M. Dubois ajoute sa voix aux critiques issues du milieu des affaires, qui déplorent la fin du Programme de l’expérience québécoise (PEQ).
«Pour eux (les entrepreneurs qu’ils rencontrent), clairement, c’est la plus grande source de préoccupation actuellement», souligne le dirigeant, mardi, lors d’une conférence de presse pour discuter des résultats financiers de la coopérative.
M. Dubois déplore que le PEQ entraîne la perte de travailleurs bien intégrés dans leur communauté. La fin du programme «fragilise les entreprises et affaiblit les régions», selon lui.
Le gouvernement doit remettre en question sa décision s’il veut soutenir les entrepreneurs, plaide-t-il.
En faisant cette sortie publique, M. Dubois veut porter le message que lui ont transmis les entrepreneurs qu’il a rencontrés à travers le Québec. «Il y a un message qui revient tout le temps et souvent, raconte-t-il. C’était ce message-là.»
Avant d’être aboli, le PEQ était considéré comme la voie rapide vers la résidence permanente pour les travailleurs étrangers et les diplômés étrangers formés au Québec.

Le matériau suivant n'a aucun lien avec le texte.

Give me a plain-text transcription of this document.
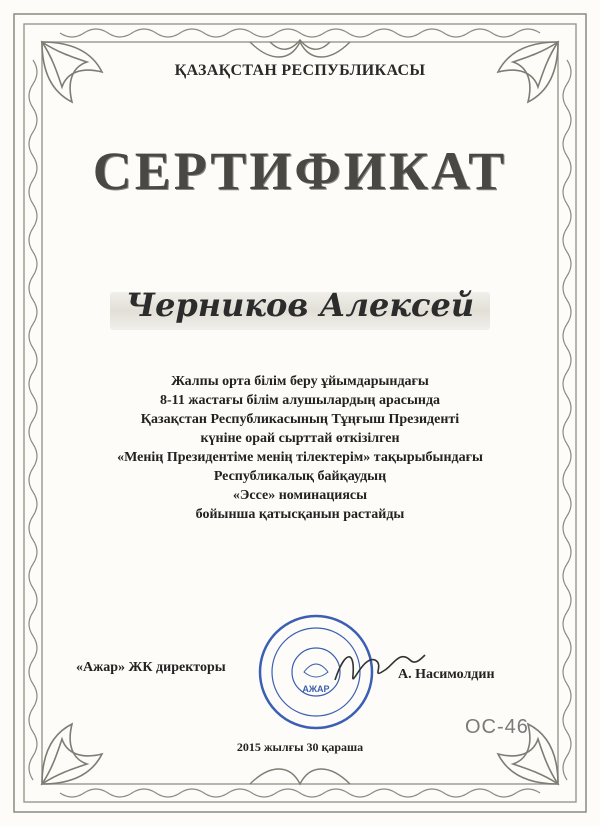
ҚАЗАҚСТАН РЕСПУБЛИКАСЫ
СЕРТИФИКАТ
Черников Алексей
Жалпы орта білім беру ұйымдарындағы
8-11 жастағы білім алушылардың арасында
Қазақстан Республикасының Тұңғыш Президенті
күніне орай сырттай өткізілген
«Менің Президентіме менің тілектерім» тақырыбындағы
Республикалық байқаудың
«Эссе» номинациясы
бойынша қатысқанын растайды
«Ажар» ЖК директоры
АЖАР
А. Насимолдин
ОС-46
2015 жылғы 30 қараша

Le gouvernement a remplacé le PEQ par le Programme de sélection des travailleurs qualifiés (PSTQ).
Plus tôt ce mois-ci, le ministre de l’Immigration, Jean-François Roberge, a défendu le changement, affirmant que le PSTQ permettrait, notamment, de régionaliser l’immigration et de mieux protéger la langue française.
La fin du programme a entraîné de l’incertitude pour les «orphelins du PEQ». Leurs chances d’obtenir la résidence permanente ont diminué en raison des changements aux règles du jeu.
Des excédents en hausse pour Desjardins
Malgré une année «exigeante», le Mouvement Desjardins est en croissance. La coopérative doit tout de même mettre plus d’argent de côté en cas de pertes.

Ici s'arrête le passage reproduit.